Previous research has indicated that children born to mothers who were obese or overweight in pregnancy were at greater risk of death or heart-related health problems.
However, the University of Aberdeen team said that until now no study has had adequate follow-up time to assess the effects of weight gain in pregnancy in adult offspring.
The latest study used data from the Aberdeen Children of the 1950s Birth Cohort to follow up 3,781 people whose mothers' weight gain during pregnancy was recorded.
This meant the impact of lifestyle factors in adulthood could also be accounted for.
Dr Sohinee Bhattacharya, who led the study, said: "These findings are quite startling because what they show is that there is basically no relationship between mother's weight gain in pregnancy and heart disease, or premature death in adulthood.
"Only in very extreme cases, where the mother had an exceptionally high weight gain, we found a higher risk of stroke in the adult offspring - however once we took the adults' lifestyle factors into account - such as BMI and smoking status, this difference disappeared.

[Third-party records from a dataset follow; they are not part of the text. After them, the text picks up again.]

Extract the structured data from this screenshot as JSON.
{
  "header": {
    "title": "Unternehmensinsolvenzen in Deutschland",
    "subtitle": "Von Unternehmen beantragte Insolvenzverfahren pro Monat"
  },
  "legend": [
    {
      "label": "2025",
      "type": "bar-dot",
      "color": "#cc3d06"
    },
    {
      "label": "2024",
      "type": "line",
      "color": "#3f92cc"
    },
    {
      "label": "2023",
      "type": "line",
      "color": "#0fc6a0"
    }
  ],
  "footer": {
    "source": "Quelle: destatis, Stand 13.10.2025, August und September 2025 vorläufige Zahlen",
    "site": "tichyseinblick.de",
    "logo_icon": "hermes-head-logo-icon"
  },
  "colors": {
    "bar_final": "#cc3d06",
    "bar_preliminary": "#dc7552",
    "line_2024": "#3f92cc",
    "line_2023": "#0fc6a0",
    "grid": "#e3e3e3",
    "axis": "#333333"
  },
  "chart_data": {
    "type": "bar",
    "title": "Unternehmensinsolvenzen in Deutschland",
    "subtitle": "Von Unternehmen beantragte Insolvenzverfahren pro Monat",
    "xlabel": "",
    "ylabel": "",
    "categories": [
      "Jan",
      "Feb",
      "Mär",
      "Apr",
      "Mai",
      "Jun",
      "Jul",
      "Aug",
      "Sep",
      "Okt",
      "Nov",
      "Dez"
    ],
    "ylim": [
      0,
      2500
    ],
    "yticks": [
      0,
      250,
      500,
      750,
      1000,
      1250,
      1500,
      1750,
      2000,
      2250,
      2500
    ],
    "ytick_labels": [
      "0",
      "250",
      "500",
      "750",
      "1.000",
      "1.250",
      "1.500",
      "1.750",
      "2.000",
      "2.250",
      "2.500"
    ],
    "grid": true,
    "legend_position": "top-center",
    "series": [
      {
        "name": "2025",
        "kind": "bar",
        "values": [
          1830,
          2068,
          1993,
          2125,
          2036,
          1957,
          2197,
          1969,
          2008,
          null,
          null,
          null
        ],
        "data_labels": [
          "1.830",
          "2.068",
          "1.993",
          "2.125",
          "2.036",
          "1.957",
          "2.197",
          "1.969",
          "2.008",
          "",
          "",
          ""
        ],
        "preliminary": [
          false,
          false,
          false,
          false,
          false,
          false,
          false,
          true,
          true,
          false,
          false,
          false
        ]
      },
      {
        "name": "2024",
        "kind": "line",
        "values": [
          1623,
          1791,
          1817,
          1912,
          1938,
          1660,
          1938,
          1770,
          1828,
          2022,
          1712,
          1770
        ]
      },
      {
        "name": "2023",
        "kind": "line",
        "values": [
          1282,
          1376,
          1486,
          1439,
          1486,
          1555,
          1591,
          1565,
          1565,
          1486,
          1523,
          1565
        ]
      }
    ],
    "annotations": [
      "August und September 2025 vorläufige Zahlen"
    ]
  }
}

"So this study provides a very important public health message - you can't do very much about your mother's weight gain in pregnancy, but if you lead a healthy life you can mitigate any effects of this on your risk of having heart disease or dying prematurely.
"For the first time, this large-scale cohort study was able to show that adult health and lifestyle factors - and not early life risk factors - played the most important role in determining cardiovascular mortality and morbidity.
"Modifying these risk factors (obesity, smoking, diabetes) would constitute effective preventive strategy irrespective of maternal or early life factors.''
The study was carried out in collaboration with the University of Edinburgh and is published in the journal Heart.